Ce débat intervient alors que l’activité liée aux Ordinals a fortement chuté depuis son pic d’août 2023 – on compte désormais moins de 10 000 inscriptions quotidiennes contre plus de 400 000 lors des sommets passés. Pourtant, même avec cette baisse, la crainte d’un précédent en matière de gouvernance reste vive chez les acteurs historiques comme Adam Back (Blockstream) ou Luke Dashjr (Ocean protocol).

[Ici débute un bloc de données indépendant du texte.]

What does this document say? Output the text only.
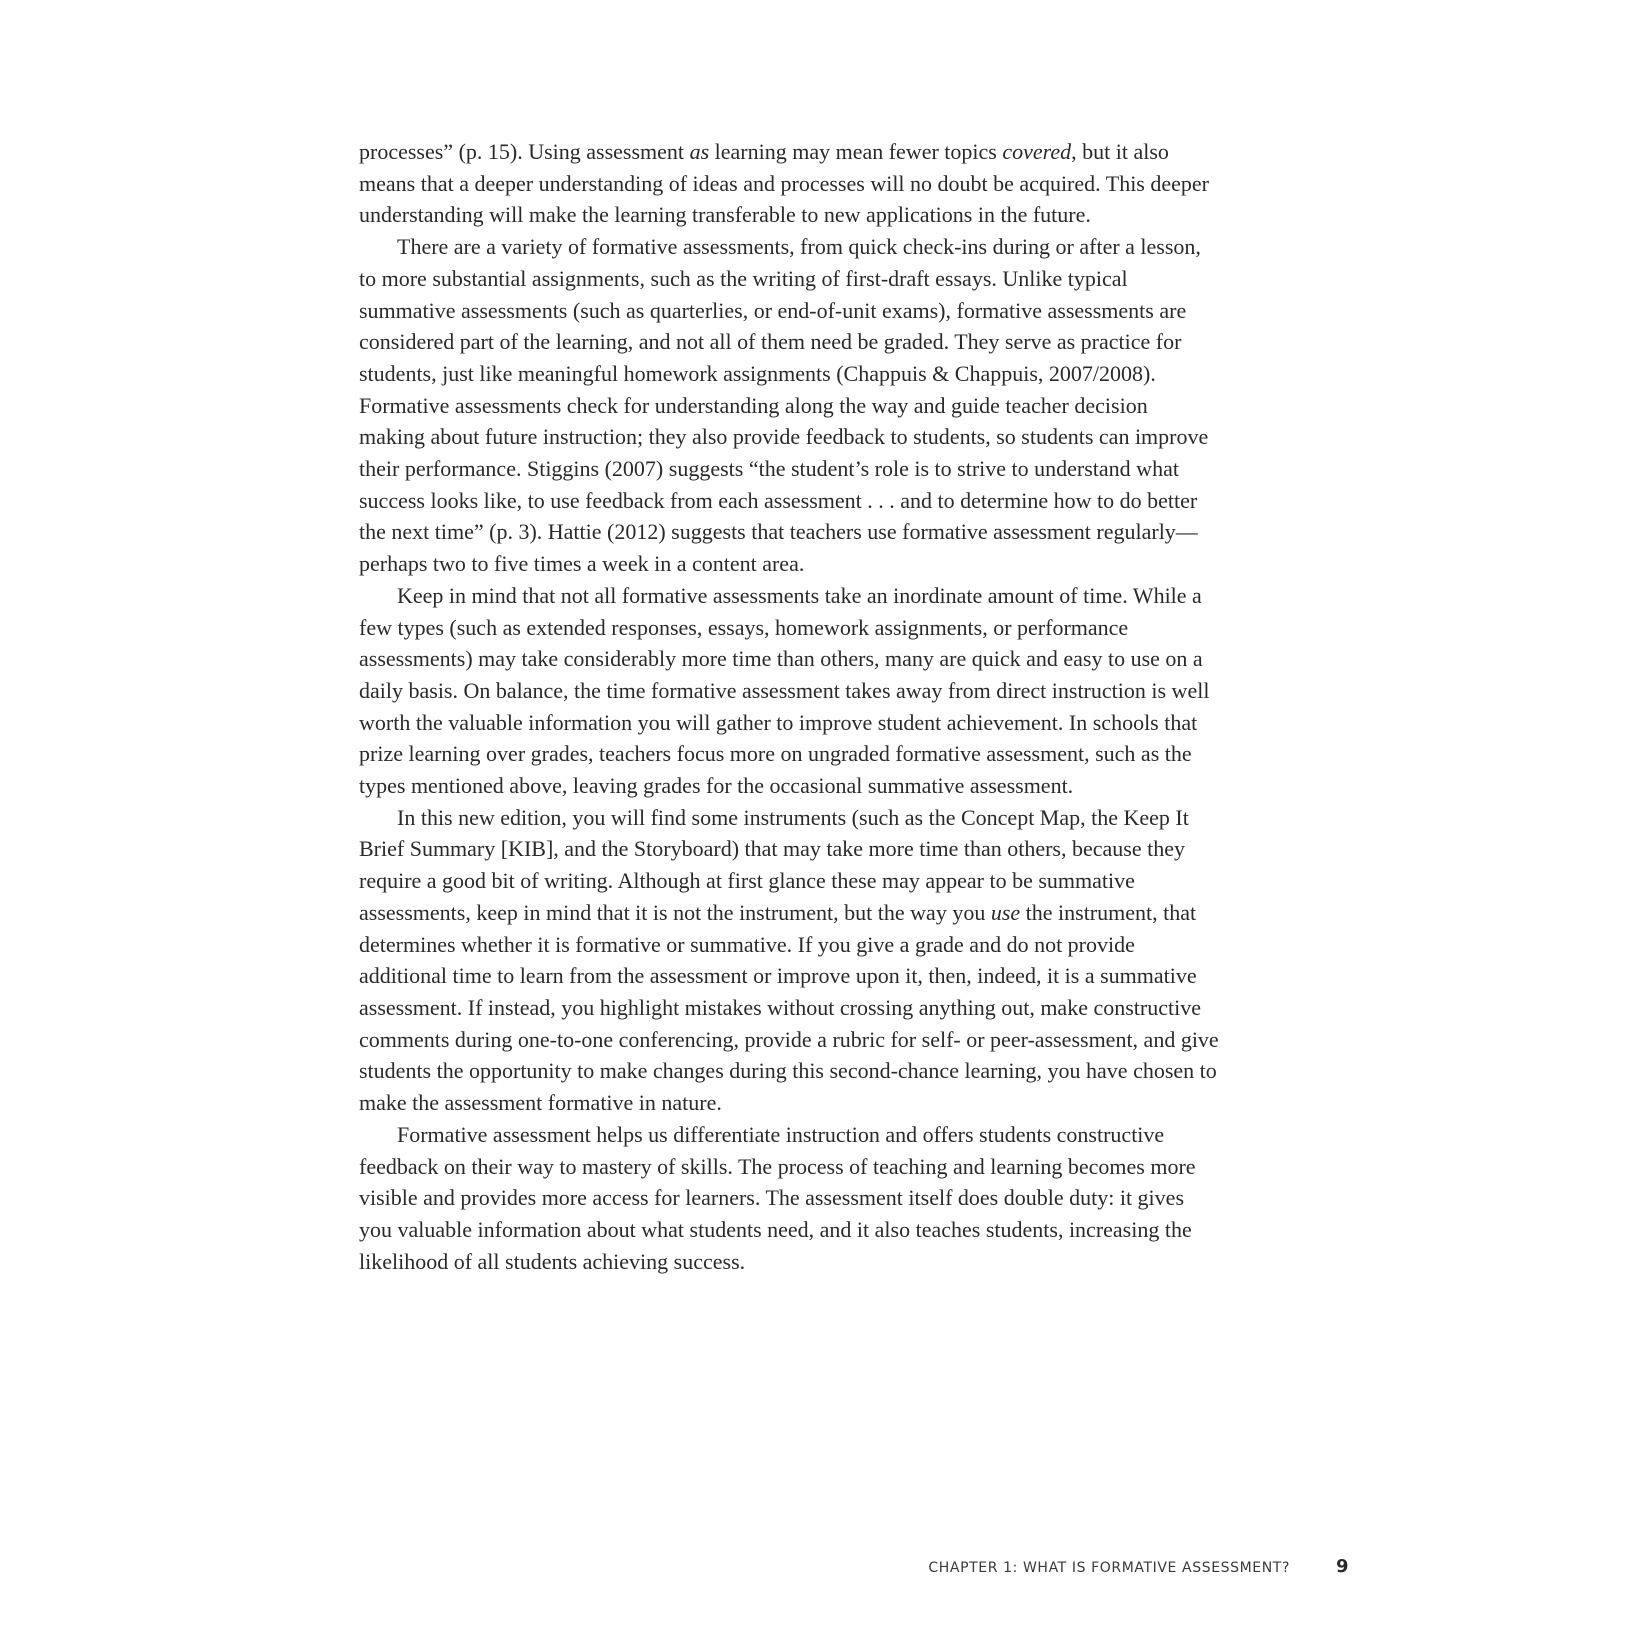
processes” (p. 15). Using assessment as learning may mean fewer topics covered, but it also means that a deeper understanding of ideas and processes will no doubt be acquired. This deeper understanding will make the learning transferable to new applications in the future.

There are a variety of formative assessments, from quick check-ins during or after a lesson, to more substantial assignments, such as the writing of first-draft essays. Unlike typical summative assessments (such as quarterlies, or end-of-unit exams), formative assessments are considered part of the learning, and not all of them need be graded. They serve as practice for students, just like meaningful homework assignments (Chappuis & Chappuis, 2007/2008). Formative assessments check for understanding along the way and guide teacher decision making about future instruction; they also provide feedback to students, so students can improve their performance. Stiggins (2007) suggests “the student’s role is to strive to understand what success looks like, to use feedback from each assessment . . . and to determine how to do better the next time” (p. 3). Hattie (2012) suggests that teachers use formative assessment regularly—perhaps two to five times a week in a content area.

Keep in mind that not all formative assessments take an inordinate amount of time. While a few types (such as extended responses, essays, homework assignments, or performance assessments) may take considerably more time than others, many are quick and easy to use on a daily basis. On balance, the time formative assessment takes away from direct instruction is well worth the valuable information you will gather to improve student achievement. In schools that prize learning over grades, teachers focus more on ungraded formative assessment, such as the types mentioned above, leaving grades for the occasional summative assessment.

In this new edition, you will find some instruments (such as the Concept Map, the Keep It Brief Summary [KIB], and the Storyboard) that may take more time than others, because they require a good bit of writing. Although at first glance these may appear to be summative assessments, keep in mind that it is not the instrument, but the way you use the instrument, that determines whether it is formative or summative. If you give a grade and do not provide additional time to learn from the assessment or improve upon it, then, indeed, it is a summative assessment. If instead, you highlight mistakes without crossing anything out, make constructive comments during one-to-one conferencing, provide a rubric for self- or peer-assessment, and give students the opportunity to make changes during this second-chance learning, you have chosen to make the assessment formative in nature.

Formative assessment helps us differentiate instruction and offers students constructive feedback on their way to mastery of skills. The process of teaching and learning becomes more visible and provides more access for learners. The assessment itself does double duty: it gives you valuable information about what students need, and it also teaches students, increasing the likelihood of all students achieving success.

CHAPTER 1: WHAT IS FORMATIVE ASSESSMENT?	9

DOG Mode s’invite dans la bataille
Au-delà des débats institutionnels, le développeur Leonidas a lancé “DOG Mode”, un client alternatif qui s’attaque non pas aux règles fondamentales du consensus Bitcoin mais aux politiques de relais appliquées par défaut par Bitcoin Core et autres logiciels majeurs. DOG Mode vise à supprimer certaines restrictions jugées arbitraires par ses partisans. L’objectif affiché : permettre une plus grande liberté pour les transactions utilisant Ordinals ou autres innovations apparentées aux NFT sur Bitcoin.
Selon coindesk.com, si suffisamment d’utilisateurs adoptent ce type de logiciel alternatif, le mempool (la “salle d’attente” des transactions avant qu’elles soient minées) pourrait devenir fragmenté. Cela compliquerait l’estimation des frais et affecterait la rapidité avec laquelle certaines transactions sont prises en charge par les mineurs. Le risque technique n’est donc pas négligeable : une multiplication des politiques pourrait rendre le fonctionnement quotidien du réseau moins prévisible pour les utilisateurs comme pour les opérateurs professionnels.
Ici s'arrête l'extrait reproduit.